One resident, who lost a relative in the disaster, said community members have since been very vigilant in ensuring that no one cuts trees on the hillside.

"We lived here for years and such a thing never happened until FIDCo came and cut a lot of the trees. Now we ensure that nobody nuh go back up dere and cut none because we can't afford fi the same thing fi come happen to we again," the resident said.

In addition to their own vigilance, protection of the trees are enforced by forest rangers who are now based there.

It might have been 23 years ago, but those residents whose houses were destroyed in the disaster still remember the dreaded experience.

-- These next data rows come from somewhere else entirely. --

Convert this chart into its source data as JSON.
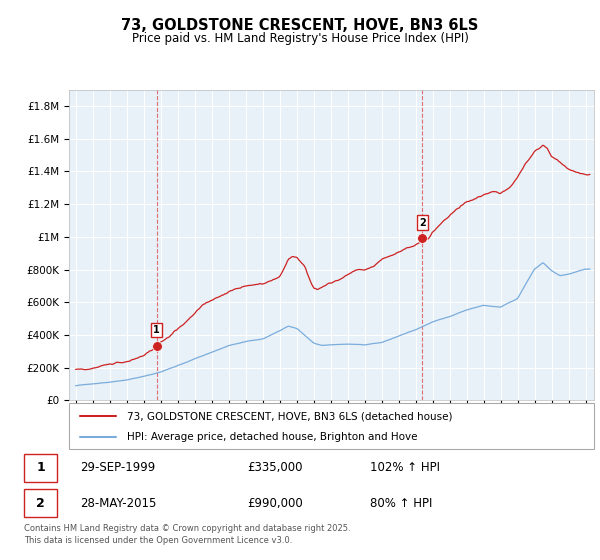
{
  "title": "73, GOLDSTONE CRESCENT, HOVE, BN3 6LS",
  "subtitle": "Price paid vs. HM Land Registry's House Price Index (HPI)",
  "ylabel_ticks": [
    "£0",
    "£200K",
    "£400K",
    "£600K",
    "£800K",
    "£1M",
    "£1.2M",
    "£1.4M",
    "£1.6M",
    "£1.8M"
  ],
  "ytick_values": [
    0,
    200000,
    400000,
    600000,
    800000,
    1000000,
    1200000,
    1400000,
    1600000,
    1800000
  ],
  "ylim": [
    0,
    1900000
  ],
  "xlim_start": 1994.6,
  "xlim_end": 2025.5,
  "sale1_x": 1999.75,
  "sale1_y": 335000,
  "sale1_label": "1",
  "sale1_date": "29-SEP-1999",
  "sale1_price": "£335,000",
  "sale1_hpi": "102% ↑ HPI",
  "sale2_x": 2015.4,
  "sale2_y": 990000,
  "sale2_label": "2",
  "sale2_date": "28-MAY-2015",
  "sale2_price": "£990,000",
  "sale2_hpi": "80% ↑ HPI",
  "legend_line1": "73, GOLDSTONE CRESCENT, HOVE, BN3 6LS (detached house)",
  "legend_line2": "HPI: Average price, detached house, Brighton and Hove",
  "footer": "Contains HM Land Registry data © Crown copyright and database right 2025.\nThis data is licensed under the Open Government Licence v3.0.",
  "line_color_red": "#cc2222",
  "line_color_blue": "#7aaddc",
  "vline_color": "#e06060",
  "grid_color": "#cccccc",
  "chart_bg": "#e8f0f8",
  "bg_color": "#ffffff",
  "xticks": [
    1995,
    1996,
    1997,
    1998,
    1999,
    2000,
    2001,
    2002,
    2003,
    2004,
    2005,
    2006,
    2007,
    2008,
    2009,
    2010,
    2011,
    2012,
    2013,
    2014,
    2015,
    2016,
    2017,
    2018,
    2019,
    2020,
    2021,
    2022,
    2023,
    2024,
    2025
  ]
}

Whyte, for example, said she was forced to live in a classroom at the nearby school for several weeks as she had nowhere else to go.

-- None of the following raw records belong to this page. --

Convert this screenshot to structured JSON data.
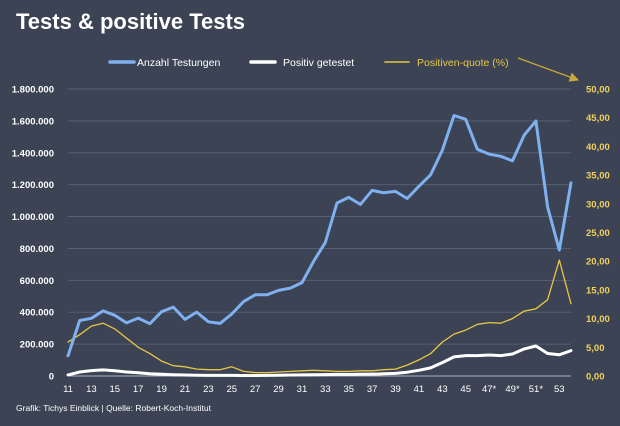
{
  "chart_data": {
    "type": "line",
    "title": "Tests & positive Tests",
    "source": "Grafik: Tichys Einblick | Quelle: Robert-Koch-Institut",
    "x": [
      11,
      12,
      13,
      14,
      15,
      16,
      17,
      18,
      19,
      20,
      21,
      22,
      23,
      24,
      25,
      26,
      27,
      28,
      29,
      30,
      31,
      32,
      33,
      34,
      35,
      36,
      37,
      38,
      39,
      40,
      41,
      42,
      43,
      44,
      45,
      46,
      47,
      48,
      49,
      50,
      51,
      52,
      53,
      54
    ],
    "x_tick_labels": [
      "11",
      "13",
      "15",
      "17",
      "19",
      "21",
      "23",
      "25",
      "27",
      "29",
      "31",
      "33",
      "35",
      "37",
      "39",
      "41",
      "43",
      "45",
      "47*",
      "49*",
      "51*",
      "53"
    ],
    "y_left": {
      "ylim": [
        0,
        1800000
      ],
      "tick_values": [
        0,
        200000,
        400000,
        600000,
        800000,
        1000000,
        1200000,
        1400000,
        1600000,
        1800000
      ],
      "tick_labels": [
        "0",
        "200.000",
        "400.000",
        "600.000",
        "800.000",
        "1.000.000",
        "1.200.000",
        "1.400.000",
        "1.600.000",
        "1.800.000"
      ]
    },
    "y_right": {
      "ylim": [
        0,
        50
      ],
      "tick_values": [
        0,
        5,
        10,
        15,
        20,
        25,
        30,
        35,
        40,
        45,
        50
      ],
      "tick_labels": [
        "0,00",
        "5,00",
        "10,00",
        "15,00",
        "20,00",
        "25,00",
        "30,00",
        "35,00",
        "40,00",
        "45,00",
        "50,00"
      ]
    },
    "grid": "horizontal",
    "legend_position": "top",
    "series": [
      {
        "name": "Anzahl Testungen",
        "axis": "left",
        "color": "#7fb0ef",
        "values": [
          127000,
          348000,
          362000,
          408000,
          381000,
          333000,
          363000,
          328000,
          403000,
          432000,
          355000,
          401000,
          340000,
          330000,
          389000,
          466000,
          509000,
          509000,
          537000,
          551000,
          586000,
          720000,
          837000,
          1085000,
          1120000,
          1076000,
          1164000,
          1149000,
          1158000,
          1113000,
          1190000,
          1262000,
          1415000,
          1634000,
          1610000,
          1422000,
          1392000,
          1378000,
          1350000,
          1511000,
          1599000,
          1060000,
          790000,
          1212000
        ]
      },
      {
        "name": "Positiv getestet",
        "axis": "left",
        "color": "#ffffff",
        "values": [
          7000,
          25000,
          34000,
          38000,
          33000,
          25000,
          21000,
          14000,
          11000,
          8000,
          6000,
          5000,
          4000,
          4000,
          4000,
          3000,
          3000,
          4000,
          5000,
          6000,
          7000,
          8000,
          9000,
          10000,
          10000,
          11000,
          12000,
          14000,
          16000,
          24000,
          36000,
          51000,
          84000,
          120000,
          128000,
          128000,
          132000,
          128000,
          138000,
          170000,
          188000,
          141000,
          133000,
          159000
        ]
      },
      {
        "name": "Positiven-quote (%)",
        "axis": "right",
        "color": "#e8c643",
        "values": [
          5.9,
          7.2,
          8.7,
          9.2,
          8.2,
          6.6,
          5.0,
          3.9,
          2.6,
          1.8,
          1.6,
          1.2,
          1.1,
          1.1,
          1.6,
          0.8,
          0.6,
          0.6,
          0.7,
          0.8,
          0.9,
          1.0,
          0.9,
          0.8,
          0.8,
          0.9,
          0.9,
          1.1,
          1.2,
          1.9,
          2.8,
          3.9,
          5.9,
          7.3,
          8.0,
          9.0,
          9.3,
          9.2,
          10.0,
          11.3,
          11.7,
          13.3,
          20.2,
          12.6
        ]
      }
    ]
  }
}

"It was very inconvenient living there, because I had to leave out early before school starts and go in late," she explained.

Even now, Whyte cannot help but be worried at the sight of a rain cloud as her house still sits in the path of danger.

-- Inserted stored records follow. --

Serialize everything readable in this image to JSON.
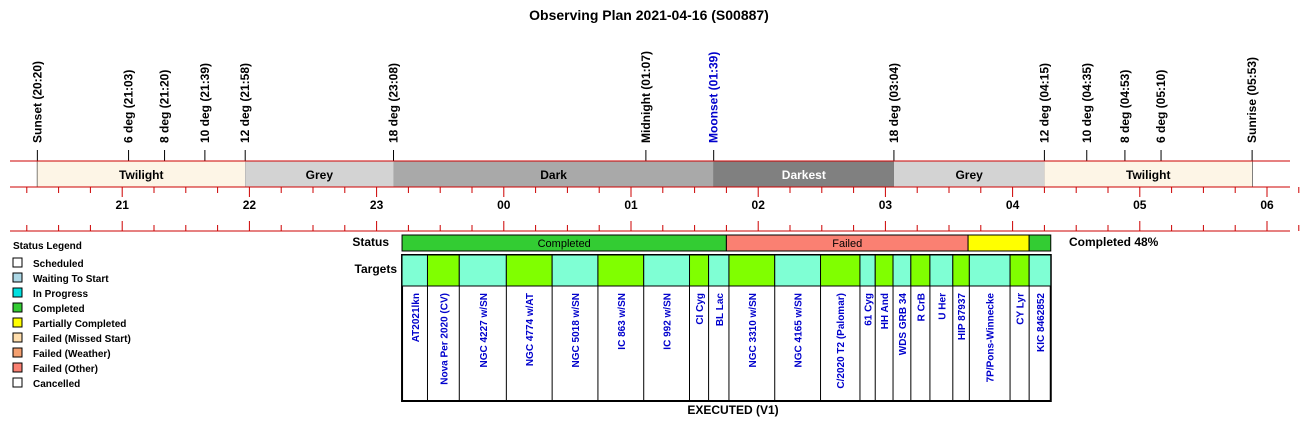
{
  "title": "Observing Plan 2021-04-16 (S00887)",
  "colors": {
    "twilight": "#fdf5e6",
    "grey": "#d3d3d3",
    "dark": "#a9a9a9",
    "darkest": "#808080",
    "red_line": "#cc0000",
    "moonset": "#0000cc",
    "target_text": "#0000cc",
    "completed": "#33cc33",
    "waiting": "#7fffd4",
    "green_target": "#80ff00",
    "failed": "#fa8072",
    "partial": "#ffff00",
    "in_progress": "#00e0e0"
  },
  "chart_data": {
    "type": "timeline",
    "x_unit": "hours from 20:00",
    "xlim": [
      -0.3,
      10.3
    ],
    "hour_ticks": [
      {
        "label": "21",
        "value": 1
      },
      {
        "label": "22",
        "value": 2
      },
      {
        "label": "23",
        "value": 3
      },
      {
        "label": "00",
        "value": 4
      },
      {
        "label": "01",
        "value": 5
      },
      {
        "label": "02",
        "value": 6
      },
      {
        "label": "03",
        "value": 7
      },
      {
        "label": "04",
        "value": 8
      },
      {
        "label": "05",
        "value": 9
      },
      {
        "label": "06",
        "value": 10
      }
    ],
    "events": [
      {
        "label": "Sunset (20:20)",
        "time": 0.333,
        "color": "#000000"
      },
      {
        "label": "6 deg (21:03)",
        "time": 1.05,
        "color": "#000000"
      },
      {
        "label": "8 deg (21:20)",
        "time": 1.333,
        "color": "#000000"
      },
      {
        "label": "10 deg (21:39)",
        "time": 1.65,
        "color": "#000000"
      },
      {
        "label": "12 deg (21:58)",
        "time": 1.967,
        "color": "#000000"
      },
      {
        "label": "18 deg (23:08)",
        "time": 3.133,
        "color": "#000000"
      },
      {
        "label": "Midnight (01:07)",
        "time": 5.117,
        "color": "#000000"
      },
      {
        "label": "Moonset (01:39)",
        "time": 5.65,
        "color": "#0000cc"
      },
      {
        "label": "18 deg (03:04)",
        "time": 7.067,
        "color": "#000000"
      },
      {
        "label": "12 deg (04:15)",
        "time": 8.25,
        "color": "#000000"
      },
      {
        "label": "10 deg (04:35)",
        "time": 8.583,
        "color": "#000000"
      },
      {
        "label": "8 deg (04:53)",
        "time": 8.883,
        "color": "#000000"
      },
      {
        "label": "6 deg (05:10)",
        "time": 9.167,
        "color": "#000000"
      },
      {
        "label": "Sunrise (05:53)",
        "time": 9.883,
        "color": "#000000"
      }
    ],
    "periods": [
      {
        "label": "Twilight",
        "start": 0.333,
        "end": 1.967,
        "color": "#fdf5e6",
        "text_color": "#000000"
      },
      {
        "label": "Grey",
        "start": 1.967,
        "end": 3.133,
        "color": "#d3d3d3",
        "text_color": "#000000"
      },
      {
        "label": "Dark",
        "start": 3.133,
        "end": 5.65,
        "color": "#a9a9a9",
        "text_color": "#000000"
      },
      {
        "label": "Darkest",
        "start": 5.65,
        "end": 7.067,
        "color": "#808080",
        "text_color": "#ffffff"
      },
      {
        "label": "Grey",
        "start": 7.067,
        "end": 8.25,
        "color": "#d3d3d3",
        "text_color": "#000000"
      },
      {
        "label": "Twilight",
        "start": 8.25,
        "end": 9.883,
        "color": "#fdf5e6",
        "text_color": "#000000"
      }
    ],
    "status_row_label": "Status",
    "targets_row_label": "Targets",
    "status_segments": [
      {
        "label": "Completed",
        "start": 3.2,
        "end": 5.75,
        "color": "#33cc33"
      },
      {
        "label": "Failed",
        "start": 5.75,
        "end": 7.65,
        "color": "#fa8072"
      },
      {
        "label": "",
        "start": 7.65,
        "end": 8.13,
        "color": "#ffff00"
      },
      {
        "label": "",
        "start": 8.13,
        "end": 8.3,
        "color": "#33cc33"
      }
    ],
    "completion_text": "Completed 48%",
    "targets": [
      {
        "name": "AT2021lkn",
        "start": 3.2,
        "end": 3.4,
        "color": "#7fffd4"
      },
      {
        "name": "Nova Per 2020 (CV)",
        "start": 3.4,
        "end": 3.65,
        "color": "#80ff00"
      },
      {
        "name": "NGC 4227 w/SN",
        "start": 3.65,
        "end": 4.02,
        "color": "#7fffd4"
      },
      {
        "name": "NGC 4774 w/AT",
        "start": 4.02,
        "end": 4.38,
        "color": "#80ff00"
      },
      {
        "name": "NGC 5018 w/SN",
        "start": 4.38,
        "end": 4.74,
        "color": "#7fffd4"
      },
      {
        "name": "IC 863 w/SN",
        "start": 4.74,
        "end": 5.1,
        "color": "#80ff00"
      },
      {
        "name": "IC 992 w/SN",
        "start": 5.1,
        "end": 5.46,
        "color": "#7fffd4"
      },
      {
        "name": "CI Cyg",
        "start": 5.46,
        "end": 5.61,
        "color": "#80ff00"
      },
      {
        "name": "BL Lac",
        "start": 5.61,
        "end": 5.77,
        "color": "#7fffd4"
      },
      {
        "name": "NGC 3310 w/SN",
        "start": 5.77,
        "end": 6.13,
        "color": "#80ff00"
      },
      {
        "name": "NGC 4165 w/SN",
        "start": 6.13,
        "end": 6.49,
        "color": "#7fffd4"
      },
      {
        "name": "C/2020 T2 (Palomar)",
        "start": 6.49,
        "end": 6.8,
        "color": "#80ff00"
      },
      {
        "name": "61 Cyg",
        "start": 6.8,
        "end": 6.92,
        "color": "#7fffd4"
      },
      {
        "name": "HH And",
        "start": 6.92,
        "end": 7.06,
        "color": "#80ff00"
      },
      {
        "name": "WDS GRB 34",
        "start": 7.06,
        "end": 7.2,
        "color": "#7fffd4"
      },
      {
        "name": "R CrB",
        "start": 7.2,
        "end": 7.35,
        "color": "#80ff00"
      },
      {
        "name": "U Her",
        "start": 7.35,
        "end": 7.53,
        "color": "#7fffd4"
      },
      {
        "name": "HIP 87937",
        "start": 7.53,
        "end": 7.66,
        "color": "#80ff00"
      },
      {
        "name": "7P/Pons-Winnecke",
        "start": 7.66,
        "end": 7.98,
        "color": "#7fffd4"
      },
      {
        "name": "CY Lyr",
        "start": 7.98,
        "end": 8.13,
        "color": "#80ff00"
      },
      {
        "name": "KIC 8462852",
        "start": 8.13,
        "end": 8.3,
        "color": "#7fffd4"
      }
    ],
    "footer": "EXECUTED (V1)"
  },
  "legend": {
    "title": "Status Legend",
    "items": [
      {
        "label": "Scheduled",
        "color": "#ffffff"
      },
      {
        "label": "Waiting To Start",
        "color": "#add8e6"
      },
      {
        "label": "In Progress",
        "color": "#00e0e0"
      },
      {
        "label": "Completed",
        "color": "#33cc33"
      },
      {
        "label": "Partially Completed",
        "color": "#ffff00"
      },
      {
        "label": "Failed (Missed Start)",
        "color": "#ffdead"
      },
      {
        "label": "Failed (Weather)",
        "color": "#f4a070"
      },
      {
        "label": "Failed (Other)",
        "color": "#fa8072"
      },
      {
        "label": "Cancelled",
        "color": "#ffffff"
      }
    ]
  }
}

"As rain start fall mi start fret, because mi get flooded out about eight times now," she said.

"The first time was about 2:00 in the morning and is smell mi smell the water and mi wake up the children, and before you know it mi hear the stone dem start lick against the house," she recounted.

According to Whyte, she hardly had time to get out the house before it was flooded with silt and sand which had washed down from the hillside, through a gully and into her home.

After weeks of living at the school, Whyte said she took the chance to return home.

"Is tractor mi had to use to dig out the house which was almost covered with sand," she said, pointing to the building which is still twisted from the impact.

Now that the nearby 'gully', which channels the water from the mountain down to the community, is being further eroded, Whyte said she is not affected as much by sand, but still gets flooded when it rains. But, despite living in constant fear, the mother of two said she cannot follow the example of several of her neighbours who have since relocated from the area.

"If mi had some block and cement mi would move from here and go build further down like the other people, but I just can't afford to, so mi just have to stay here and hope for the best," she said.

Fellow resident Joan Harris said she had to relocate from the area to another section of the community as her house was destroyed. She recalled that she was asleep on the fateful night, when the water gushed down from the hills. It had been raining all day, but residents never expected the outcome.

"Is hear mi hear the sound and mi wake up and when mi step off the bed is water mi step down into and water just run through the house," she said, adding: "We didn't even have time to put the bed on blocks."

Harris said she and her family sought refuge at a neighbour's house before returning home days later to clean up and move back in. However, a few months later there was another flood which flattened the house.

"We had to stay by the school for about six months; so school was being kept upstairs and we were living downstairs," she recalled.

That arrangement continued for months until then member of Parliament recommended that they relocate to another section of the community.

But despite the care that is being taken to protect the environment Harris said they are not yet in the clear.

"People still worry when it is hurricane time. But people no have nowhere else to go so dem have to just stay," she said.

Marlon Beale, director of the Forestry Department's eastern zone, said the aim of the LFMC, is to act as partner at the community level to assist with reforestation.

"There are areas that need replanting of trees and we would liaise with the LFMC to find persons who will assist with this," he told the Observer North East.

He further explained that there are also educational and sustainable livelihood components to the committees.

"They are educated that we need trees, not only timber trees (for lumber) but also fruit trees...We encourage other activities that are environmentally friendly and so they get involved in things like bee-keeping or some other alternative," he said.